The latest move by Youtube to keep advertisers happy is to set a new milestone of 10,000 total views before a channel’s videos are allowed to be monetized. This creates a small barrier to entry, and really isn’t a big deal. If a channel makes $2-3 per 1000 views, having to wait until they get 10k views before being allowed to display advertisements only means they’re missing out on the first $20-$30 that their channel earns. If that’s what it takes for Youtube to show advertisers that they’re taking this whole thing seriously, so be it.

image: h3h3productions/youtube

Here is a statement from Youtube:

“In a few weeks, we’ll also be adding a review process for new creators who apply to be in the YouTube Partner Program. After a creator hits 10k lifetime views on their channel, we’ll review their activity against our policies. If everything looks good, we’ll bring this channel into YPP and begin serving ads against their content. Together these new thresholds will help ensure revenue only flows to creators who are playing by the rules.”

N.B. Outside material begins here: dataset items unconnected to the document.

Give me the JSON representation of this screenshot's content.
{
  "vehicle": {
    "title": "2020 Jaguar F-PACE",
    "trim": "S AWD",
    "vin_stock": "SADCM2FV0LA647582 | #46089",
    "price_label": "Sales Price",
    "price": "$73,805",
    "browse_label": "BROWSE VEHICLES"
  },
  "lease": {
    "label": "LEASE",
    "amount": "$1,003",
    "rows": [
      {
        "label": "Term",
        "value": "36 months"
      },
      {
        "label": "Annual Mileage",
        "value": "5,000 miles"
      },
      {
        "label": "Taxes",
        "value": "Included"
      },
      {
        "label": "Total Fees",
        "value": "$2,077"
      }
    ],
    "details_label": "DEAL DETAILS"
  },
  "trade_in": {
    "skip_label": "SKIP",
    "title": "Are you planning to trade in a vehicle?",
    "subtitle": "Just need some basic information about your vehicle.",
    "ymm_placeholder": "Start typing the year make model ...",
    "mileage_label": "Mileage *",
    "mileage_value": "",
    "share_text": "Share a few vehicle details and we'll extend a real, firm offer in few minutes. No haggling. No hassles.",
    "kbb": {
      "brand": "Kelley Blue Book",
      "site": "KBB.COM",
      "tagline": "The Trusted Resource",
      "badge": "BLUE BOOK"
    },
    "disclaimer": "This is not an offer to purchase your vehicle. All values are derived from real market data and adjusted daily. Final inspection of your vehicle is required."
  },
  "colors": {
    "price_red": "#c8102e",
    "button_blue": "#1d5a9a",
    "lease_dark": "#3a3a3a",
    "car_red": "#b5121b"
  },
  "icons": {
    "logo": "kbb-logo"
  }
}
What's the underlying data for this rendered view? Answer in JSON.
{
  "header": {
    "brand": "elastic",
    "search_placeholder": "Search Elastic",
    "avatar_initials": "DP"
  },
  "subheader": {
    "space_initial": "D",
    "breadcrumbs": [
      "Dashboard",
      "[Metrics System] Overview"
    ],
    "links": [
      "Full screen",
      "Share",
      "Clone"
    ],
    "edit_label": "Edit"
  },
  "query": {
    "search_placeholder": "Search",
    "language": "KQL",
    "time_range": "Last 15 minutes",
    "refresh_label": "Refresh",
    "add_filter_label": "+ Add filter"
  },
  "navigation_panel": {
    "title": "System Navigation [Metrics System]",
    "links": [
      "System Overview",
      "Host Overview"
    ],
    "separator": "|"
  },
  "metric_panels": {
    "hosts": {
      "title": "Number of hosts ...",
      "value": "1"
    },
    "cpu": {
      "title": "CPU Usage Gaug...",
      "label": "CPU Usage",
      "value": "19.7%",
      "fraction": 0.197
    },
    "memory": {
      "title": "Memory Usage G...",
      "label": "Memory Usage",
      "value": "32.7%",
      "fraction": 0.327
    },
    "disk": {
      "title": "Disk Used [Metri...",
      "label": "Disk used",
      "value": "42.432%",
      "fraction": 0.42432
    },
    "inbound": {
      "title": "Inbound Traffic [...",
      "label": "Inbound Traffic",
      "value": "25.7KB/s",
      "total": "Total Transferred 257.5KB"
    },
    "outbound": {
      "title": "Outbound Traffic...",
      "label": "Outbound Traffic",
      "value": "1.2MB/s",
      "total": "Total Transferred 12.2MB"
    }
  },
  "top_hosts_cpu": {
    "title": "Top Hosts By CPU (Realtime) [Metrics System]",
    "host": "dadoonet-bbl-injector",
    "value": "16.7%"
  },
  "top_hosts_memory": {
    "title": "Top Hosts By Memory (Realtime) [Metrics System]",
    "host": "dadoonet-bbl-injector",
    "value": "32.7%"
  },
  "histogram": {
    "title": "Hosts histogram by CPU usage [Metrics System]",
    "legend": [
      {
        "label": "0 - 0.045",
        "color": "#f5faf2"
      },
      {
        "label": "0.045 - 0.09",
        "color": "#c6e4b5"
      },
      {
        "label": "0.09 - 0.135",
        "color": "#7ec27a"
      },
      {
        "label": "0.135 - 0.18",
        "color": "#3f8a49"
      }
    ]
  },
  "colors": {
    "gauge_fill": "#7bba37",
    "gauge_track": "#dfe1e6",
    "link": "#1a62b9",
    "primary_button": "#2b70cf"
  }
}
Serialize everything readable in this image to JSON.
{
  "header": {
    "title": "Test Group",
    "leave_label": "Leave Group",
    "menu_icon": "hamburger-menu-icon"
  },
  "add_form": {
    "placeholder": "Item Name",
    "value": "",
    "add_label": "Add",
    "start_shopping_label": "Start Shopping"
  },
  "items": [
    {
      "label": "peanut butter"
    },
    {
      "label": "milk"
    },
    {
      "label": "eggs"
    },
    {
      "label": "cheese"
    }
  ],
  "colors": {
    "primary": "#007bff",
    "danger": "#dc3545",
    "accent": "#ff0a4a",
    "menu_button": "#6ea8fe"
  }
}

 If Youtube had to thoroughly vet every channel that applied, they’d never get anything done. By making the barrier of entry 10k views, it proves that someone is serious about their channel before Youtube has to put any time into vetting them. This way, Youtube can be more thorough about who gets approved, and ensures that people getting approved take it seriously. Now, of course, someone could get approved and then start posting vile things, but this barrier to entry makes that harder to do, at least.